Datum uitspraak 4 de Mayo de 2011
Uitgevende instantie:Centrale Raad van Beroep

10/3120 WIA

Centrale Raad van Beroep

Meervoudige kamer

U I T S P R A A K

op het hoger beroep van:

[Appellant], wonende te [woonplaats] (hierna: appellant),

tegen de uitspraak van de rechtbank ’s-Gravenhage van 21 april 2010, 08/9232 (hierna: aangevallen uitspraak),

in het geding tussen:

appellant

en

de Raad van bestuur van het Uitvoeringsinstituut werknemersverzekeringen (hierna: Uwv).

Datum uitspraak: 4 mei 2011

  1. PROCESVERLOOP

    Namens appellant heeft mr. L.B. de Jong, advocaat, hoger beroep ingesteld.

    Het Uwv heeft een verweerschrift ingediend en een vraag van de Raad beantwoord.

    Het onderzoek ter zitting heeft plaatsgevonden op 23 maart 2011. Appellant is verschenen, bijgestaan door mr. De Jong. Het Uwv heeft zich laten vertegenwoordigen door M.L. Turnhout.

  2. OVERWEGINGEN

    1.1. Appellant ontving op grond van de Wet werk en inkomen naar arbeidsvermogen (Wet WIA) een loongerelateerde uitkering in verband met werkhervatting gedeeltelijk arbeidsgeschikten (WGA-uitkering).

    1.2. Bij besluit van 6 maart 2008 heeft het Uwv de WGA-uitkering van appellant met ingang van 29 maart 2009 ingetrokken, omdat de mate van zijn arbeidsongeschiktheid minder dan 35% bedraagt. Bij besluit van eveneens 6 maart 2008 heeft het Uwv appellant een re-integratievisie toegezonden. Het bezwaar tegen deze besluiten is bij besluit van

    12 november 2008 (besluit I) ongegrond verklaard.

    1.3. Bij brief van 3 juli 2009 heeft het Uwv de rechtbank meegedeeld dat aan besluit I geen actueel sociaal medisch oordeel ten grondslag ligt en dat nieuwe onderzoeken door de bezwaarverzekeringsarts en de bezwaararbeidsdeskundige zullen volgen.

    1.4. Naar aanleiding van de resultaten van deze onderzoeken heeft het Uwv zijn standpunt gewijzigd. Bij besluit van 25 september 2009 (besluit II) is het bezwaar van appellant alsnog gegrond verklaard en is aan hem met ingang van 29 maart 2009 een WGA-vervolguitkering toegekend, berekend naar een mate van arbeidsongeschiktheid van 45-55%. Het Uwv heeft ter zitting bij de rechtbank besluit I ingetrokken.
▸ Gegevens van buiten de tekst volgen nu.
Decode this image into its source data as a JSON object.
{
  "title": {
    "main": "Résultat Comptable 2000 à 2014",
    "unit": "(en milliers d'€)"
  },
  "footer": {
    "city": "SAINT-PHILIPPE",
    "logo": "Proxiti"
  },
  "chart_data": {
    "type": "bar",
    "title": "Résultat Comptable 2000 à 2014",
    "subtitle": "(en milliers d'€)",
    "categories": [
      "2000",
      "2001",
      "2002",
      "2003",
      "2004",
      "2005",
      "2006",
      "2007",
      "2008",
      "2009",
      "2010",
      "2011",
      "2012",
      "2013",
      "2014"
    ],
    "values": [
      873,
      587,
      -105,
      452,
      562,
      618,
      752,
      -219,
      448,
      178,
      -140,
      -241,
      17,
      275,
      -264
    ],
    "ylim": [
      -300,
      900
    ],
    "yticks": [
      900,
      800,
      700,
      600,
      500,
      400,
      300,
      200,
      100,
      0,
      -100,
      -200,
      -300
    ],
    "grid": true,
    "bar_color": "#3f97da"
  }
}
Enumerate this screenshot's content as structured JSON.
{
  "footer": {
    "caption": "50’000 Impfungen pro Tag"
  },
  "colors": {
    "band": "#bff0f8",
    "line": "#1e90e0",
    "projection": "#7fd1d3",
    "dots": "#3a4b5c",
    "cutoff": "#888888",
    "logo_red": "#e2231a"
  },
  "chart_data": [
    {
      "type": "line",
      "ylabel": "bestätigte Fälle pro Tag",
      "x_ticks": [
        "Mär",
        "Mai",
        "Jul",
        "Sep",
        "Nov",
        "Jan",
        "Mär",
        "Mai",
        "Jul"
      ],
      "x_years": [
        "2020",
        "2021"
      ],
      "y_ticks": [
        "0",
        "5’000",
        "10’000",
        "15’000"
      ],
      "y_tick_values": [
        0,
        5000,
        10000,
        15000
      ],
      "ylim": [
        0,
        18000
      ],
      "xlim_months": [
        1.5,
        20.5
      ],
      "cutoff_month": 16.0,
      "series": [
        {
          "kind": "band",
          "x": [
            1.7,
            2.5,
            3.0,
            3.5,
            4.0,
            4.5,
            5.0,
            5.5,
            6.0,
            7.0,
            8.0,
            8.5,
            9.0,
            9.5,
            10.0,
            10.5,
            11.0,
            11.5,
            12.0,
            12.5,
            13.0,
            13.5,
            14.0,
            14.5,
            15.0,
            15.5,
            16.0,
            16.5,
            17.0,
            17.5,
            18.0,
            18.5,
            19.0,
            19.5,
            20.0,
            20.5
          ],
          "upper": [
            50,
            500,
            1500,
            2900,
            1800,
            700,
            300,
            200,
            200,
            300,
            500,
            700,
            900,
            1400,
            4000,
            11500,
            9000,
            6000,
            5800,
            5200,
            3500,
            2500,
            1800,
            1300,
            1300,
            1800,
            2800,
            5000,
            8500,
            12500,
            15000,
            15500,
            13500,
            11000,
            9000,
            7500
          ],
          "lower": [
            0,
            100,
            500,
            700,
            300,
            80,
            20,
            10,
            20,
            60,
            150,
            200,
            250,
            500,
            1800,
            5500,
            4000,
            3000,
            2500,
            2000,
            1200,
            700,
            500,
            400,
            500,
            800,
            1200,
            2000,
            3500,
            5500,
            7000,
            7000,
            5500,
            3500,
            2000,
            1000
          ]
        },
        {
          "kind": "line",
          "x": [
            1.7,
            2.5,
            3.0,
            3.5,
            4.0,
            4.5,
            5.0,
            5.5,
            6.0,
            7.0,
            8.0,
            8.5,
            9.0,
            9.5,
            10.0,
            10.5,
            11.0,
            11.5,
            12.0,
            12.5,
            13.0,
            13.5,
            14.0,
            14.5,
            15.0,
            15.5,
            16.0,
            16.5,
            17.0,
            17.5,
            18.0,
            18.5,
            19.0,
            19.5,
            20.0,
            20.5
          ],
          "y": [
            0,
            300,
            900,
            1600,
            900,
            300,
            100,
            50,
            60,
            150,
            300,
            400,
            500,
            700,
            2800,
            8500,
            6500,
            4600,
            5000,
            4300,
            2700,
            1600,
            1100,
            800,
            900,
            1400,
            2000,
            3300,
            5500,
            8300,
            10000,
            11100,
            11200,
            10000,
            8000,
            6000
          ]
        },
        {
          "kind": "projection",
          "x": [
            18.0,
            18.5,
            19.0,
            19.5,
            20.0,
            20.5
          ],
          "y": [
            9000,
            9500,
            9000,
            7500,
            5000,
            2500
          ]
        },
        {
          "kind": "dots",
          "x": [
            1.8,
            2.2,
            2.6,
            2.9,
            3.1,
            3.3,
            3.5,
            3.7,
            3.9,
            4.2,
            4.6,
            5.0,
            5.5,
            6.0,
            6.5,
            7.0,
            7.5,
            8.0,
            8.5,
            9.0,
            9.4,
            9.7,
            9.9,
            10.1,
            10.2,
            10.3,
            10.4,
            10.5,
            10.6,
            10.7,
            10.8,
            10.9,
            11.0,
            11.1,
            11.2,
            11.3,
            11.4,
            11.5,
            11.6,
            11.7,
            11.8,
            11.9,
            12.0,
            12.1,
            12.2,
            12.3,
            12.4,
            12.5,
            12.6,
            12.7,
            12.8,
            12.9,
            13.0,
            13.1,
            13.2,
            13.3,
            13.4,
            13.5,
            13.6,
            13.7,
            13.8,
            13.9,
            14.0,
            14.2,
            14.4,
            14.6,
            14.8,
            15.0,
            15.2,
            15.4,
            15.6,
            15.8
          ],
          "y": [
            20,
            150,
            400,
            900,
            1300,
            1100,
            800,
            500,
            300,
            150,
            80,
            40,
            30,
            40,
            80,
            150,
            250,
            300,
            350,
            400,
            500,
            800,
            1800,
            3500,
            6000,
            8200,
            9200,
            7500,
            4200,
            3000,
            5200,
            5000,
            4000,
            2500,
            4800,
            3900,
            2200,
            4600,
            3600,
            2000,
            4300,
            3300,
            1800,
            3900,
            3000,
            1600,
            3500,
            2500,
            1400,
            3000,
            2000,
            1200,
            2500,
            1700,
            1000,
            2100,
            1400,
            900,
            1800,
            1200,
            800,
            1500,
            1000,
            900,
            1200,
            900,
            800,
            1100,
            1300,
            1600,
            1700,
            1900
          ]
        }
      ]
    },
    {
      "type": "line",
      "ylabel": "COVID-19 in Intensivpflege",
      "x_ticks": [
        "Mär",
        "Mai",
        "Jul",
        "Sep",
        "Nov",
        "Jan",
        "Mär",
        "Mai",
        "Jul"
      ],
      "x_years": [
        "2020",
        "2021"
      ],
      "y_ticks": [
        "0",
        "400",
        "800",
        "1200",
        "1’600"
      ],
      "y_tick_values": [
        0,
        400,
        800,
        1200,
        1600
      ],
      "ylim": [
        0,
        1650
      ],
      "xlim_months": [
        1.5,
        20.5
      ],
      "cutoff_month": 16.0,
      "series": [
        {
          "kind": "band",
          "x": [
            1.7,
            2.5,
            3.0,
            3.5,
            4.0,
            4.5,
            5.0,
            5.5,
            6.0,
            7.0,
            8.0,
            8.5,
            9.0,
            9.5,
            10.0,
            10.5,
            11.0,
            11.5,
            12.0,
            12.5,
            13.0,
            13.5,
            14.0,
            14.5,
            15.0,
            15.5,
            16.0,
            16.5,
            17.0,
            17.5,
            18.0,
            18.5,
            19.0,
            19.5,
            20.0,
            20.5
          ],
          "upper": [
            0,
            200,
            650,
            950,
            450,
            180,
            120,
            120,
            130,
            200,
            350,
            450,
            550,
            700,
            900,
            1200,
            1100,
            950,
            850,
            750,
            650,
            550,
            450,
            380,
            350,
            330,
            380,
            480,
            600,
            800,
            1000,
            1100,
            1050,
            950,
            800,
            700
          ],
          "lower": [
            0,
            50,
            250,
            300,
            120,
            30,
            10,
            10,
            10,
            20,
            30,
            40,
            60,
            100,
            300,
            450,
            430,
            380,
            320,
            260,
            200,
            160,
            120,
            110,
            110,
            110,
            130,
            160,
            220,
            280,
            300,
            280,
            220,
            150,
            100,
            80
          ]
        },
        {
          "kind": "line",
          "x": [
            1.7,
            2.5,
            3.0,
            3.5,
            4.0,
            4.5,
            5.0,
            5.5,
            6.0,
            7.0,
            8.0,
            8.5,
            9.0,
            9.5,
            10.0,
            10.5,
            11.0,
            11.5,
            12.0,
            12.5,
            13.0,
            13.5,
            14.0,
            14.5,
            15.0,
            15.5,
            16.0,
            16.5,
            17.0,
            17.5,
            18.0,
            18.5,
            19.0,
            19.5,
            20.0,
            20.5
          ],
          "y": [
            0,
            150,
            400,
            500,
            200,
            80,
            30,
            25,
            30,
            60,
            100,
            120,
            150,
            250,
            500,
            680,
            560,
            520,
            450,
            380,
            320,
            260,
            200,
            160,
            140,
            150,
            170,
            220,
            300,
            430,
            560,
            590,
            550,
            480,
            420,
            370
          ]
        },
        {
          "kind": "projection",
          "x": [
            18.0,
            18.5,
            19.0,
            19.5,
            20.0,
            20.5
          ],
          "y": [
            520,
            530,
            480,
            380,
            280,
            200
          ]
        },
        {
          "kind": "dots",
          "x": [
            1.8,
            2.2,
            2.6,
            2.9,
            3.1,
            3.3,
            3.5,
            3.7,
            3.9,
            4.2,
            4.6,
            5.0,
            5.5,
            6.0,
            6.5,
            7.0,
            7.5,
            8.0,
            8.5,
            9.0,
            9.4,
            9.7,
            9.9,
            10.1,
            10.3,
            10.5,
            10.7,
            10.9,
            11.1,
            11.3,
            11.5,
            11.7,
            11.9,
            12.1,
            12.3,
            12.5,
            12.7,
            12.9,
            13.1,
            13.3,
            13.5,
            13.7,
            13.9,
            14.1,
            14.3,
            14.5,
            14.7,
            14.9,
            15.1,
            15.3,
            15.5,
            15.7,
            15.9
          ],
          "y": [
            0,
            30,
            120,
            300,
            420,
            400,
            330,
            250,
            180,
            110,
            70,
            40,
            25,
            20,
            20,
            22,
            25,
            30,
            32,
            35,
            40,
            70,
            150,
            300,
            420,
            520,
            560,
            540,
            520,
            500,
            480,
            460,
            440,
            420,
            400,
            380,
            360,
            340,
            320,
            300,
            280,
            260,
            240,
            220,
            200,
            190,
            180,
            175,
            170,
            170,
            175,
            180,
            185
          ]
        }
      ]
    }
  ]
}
    1. Bij de aangevallen uitspraak heeft de rechtbank het beroep tegen besluit II ongegrond verklaard. In de omstandigheid dat het Uwv besluit I heeft ingetrokken zag de rechtbank aanleiding het Uwv te veroordelen in de proceskosten en te bepalen dat het Uwv aan appellant het door hem betaalde griffierecht vergoedt.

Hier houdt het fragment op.